In some levels, the player controls a vehicle, either a boat or spaceship. In these levels, the player collects items, defeats enemies, and avoids obstacles.

==Development==
Raid 2020 was developed and released in 1989. Dan Burke, a college student in California, met Frank Waung, a working programmer. Burke and Waung went to a recruitment meeting for Color Dreams. Color Dreams had recently learned how to bypass 10NES, the NES's lock-out system restricting unlicensed software. The company stated they were looking for pitches from game development duos.

Burke and Waung decided to pitch a game called "Drug Czar." Color Dreams accepted the pitch, although did not guarantee they would pay for the finished product. Burke and Waung worked overtime out of Waung's house coding the game in Assembly.
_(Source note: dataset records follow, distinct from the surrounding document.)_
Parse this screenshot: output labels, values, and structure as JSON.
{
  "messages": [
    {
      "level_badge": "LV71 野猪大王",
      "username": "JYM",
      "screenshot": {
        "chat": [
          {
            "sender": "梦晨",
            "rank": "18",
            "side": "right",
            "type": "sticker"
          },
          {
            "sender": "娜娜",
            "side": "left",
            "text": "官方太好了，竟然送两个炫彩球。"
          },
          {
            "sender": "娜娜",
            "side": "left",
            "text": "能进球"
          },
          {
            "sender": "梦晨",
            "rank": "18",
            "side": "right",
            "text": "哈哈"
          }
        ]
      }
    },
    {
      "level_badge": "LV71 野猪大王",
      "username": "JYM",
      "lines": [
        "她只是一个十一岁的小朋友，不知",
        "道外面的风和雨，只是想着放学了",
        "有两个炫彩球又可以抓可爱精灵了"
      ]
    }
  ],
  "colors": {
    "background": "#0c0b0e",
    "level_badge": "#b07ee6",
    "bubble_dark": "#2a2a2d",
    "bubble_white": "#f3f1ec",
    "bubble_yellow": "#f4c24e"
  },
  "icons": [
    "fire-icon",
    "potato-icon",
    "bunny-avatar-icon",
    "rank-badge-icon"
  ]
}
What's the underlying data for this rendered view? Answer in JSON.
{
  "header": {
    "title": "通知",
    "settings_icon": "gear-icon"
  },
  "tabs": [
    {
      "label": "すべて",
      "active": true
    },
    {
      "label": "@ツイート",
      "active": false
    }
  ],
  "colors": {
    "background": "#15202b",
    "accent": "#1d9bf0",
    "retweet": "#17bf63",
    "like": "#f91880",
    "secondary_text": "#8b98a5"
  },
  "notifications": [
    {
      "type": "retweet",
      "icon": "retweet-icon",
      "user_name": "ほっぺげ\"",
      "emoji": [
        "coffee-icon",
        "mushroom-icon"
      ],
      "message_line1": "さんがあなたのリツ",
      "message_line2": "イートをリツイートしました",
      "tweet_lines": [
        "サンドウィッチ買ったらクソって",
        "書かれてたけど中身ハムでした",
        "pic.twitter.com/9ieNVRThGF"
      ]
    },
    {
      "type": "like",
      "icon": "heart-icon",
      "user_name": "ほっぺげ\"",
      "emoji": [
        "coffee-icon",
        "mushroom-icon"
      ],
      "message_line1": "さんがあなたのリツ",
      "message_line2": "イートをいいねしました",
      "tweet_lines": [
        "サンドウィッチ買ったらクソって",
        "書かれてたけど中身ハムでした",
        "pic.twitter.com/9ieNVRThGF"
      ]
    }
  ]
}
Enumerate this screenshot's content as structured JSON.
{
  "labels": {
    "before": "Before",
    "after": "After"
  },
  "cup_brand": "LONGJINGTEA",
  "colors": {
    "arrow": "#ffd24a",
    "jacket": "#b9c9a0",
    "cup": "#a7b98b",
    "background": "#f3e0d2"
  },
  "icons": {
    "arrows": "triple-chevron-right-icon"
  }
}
Neither had made a game before and they found the project challenging.

After six months, they delivered the game to Color Dreams and received $10,000 each. Fearing parents would be turned off by the mention of "drug" in the title, Color Dreams renamed the game to Raid 2020.

==Reception==
Raid 2020 has been remembered as a notoriously poor game with awkward controls, confusing game mechanics, and unfair difficulty. Critics have ranked it among the worst games to be released on the NES, and it has contributed to Color Dreams' negative reputation. It was also said to reflect America's "hysteria" over the war on drugs, exploiting stereotypes of armed criminals prowling the country's neighborhoods.

Games journalist Jeff Gerstmann considers Raid 2020 one of the worst NES games released in North America, ranking it fourth worst on the system. After playing it, he said, "That is one of the worst games I've ever played in my life. But it's art. People should know about it." In 2006, the writer Seanbaby jokingly included the game in an article about games set in the future, calling it "terrible" and noting the poor reputation of Color Dreams (and its subsequent Christian-themed label, Wisdom Tree).